Yargıtay 8. Hukuk Dairesinin vermiş olduğu emsal bir kararında: “…Mersin’deki 538 parselde 2 numaralı mesken ise 21.06.2005 tarihinde satın alınmış, boşanma dava tarihi öncesinde 21.06.2005 tarihinde dava dışı gerçek kişiye satılarak devredilmiştir…vekili tarafından alımda kadının maaş ve döner sermaye ödemelerinin yatırıldığı bankadaki para, kira gelirlerinin…’nda değerlendirilmesi ile elde edilen miktardan karşılandığı iddia edilmiş ise de 01.01.2002 sonrası itibariyle iddiada yer alan bu gelirlerin TMK’nun 219.maddesi gereği edinilmiş mal oldukları açıktır…”
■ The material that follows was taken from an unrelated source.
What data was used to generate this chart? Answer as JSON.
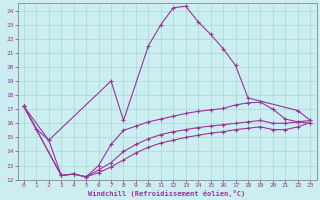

Yargıtay 8. Hukuk Dairesinin vermiş olduğu emsal bir kararında: “…5.000,00 TL’nin vekil edeni tarafından İmar Bankasında değerlendirilen para olup … kişisel malların gelirleri de edinilmiş mal sayıldığından, değerlendirilen paranın getirisi de bu nedenle edinilmiş mal olup, hesaplamada göz önünde bulundurulması gerekmektedir…”

Yargıtay 8. Hukuk Dairesinin vermiş olduğu emsal bir kararında: “…Davalı adına kayıtlı olan işyeri, taraflar arasında mal ayrılığının geçerli olduğu dönemde alınmış olup, bu işyeri edinilmiş mallara katılma rejiminde davalının kişisel malıdır. Bu işyerinin 1.1.2002′den sonraki geliri ise edinilmiş maldır ( TMK.219/3 )…”

Yargıtay 8. Hukuk Dairesinin vermiş olduğu emsal bir kararında: “…kadının hissedarı olduğu şirketten dağıtılmamış kâr payından kadına düşen ve katılma alacağı hesabına konu miktarın 102.695 TL. ve yarısının 51.347,50 TL olduğu … katılma alacağı bulunduğu görülmektedir….”

Gerek kanun hükmü gerek ise emsal kararlarda görüleceği üzere, evlilik birliği içinde kişisel mal olarak var olmuş veya halen var olan malların getirilerinin, kişisel maldan bağımsız bir şekilde edinilmiş mal olduklarını önemle belirtmek gerekmektedir. Bu sebeple tasfiye sürecinde sürprizlerle karşılaşmamak ve haklarını doğru belirlemek isteyen tarafların  hukuki destek almasında fayda vardır.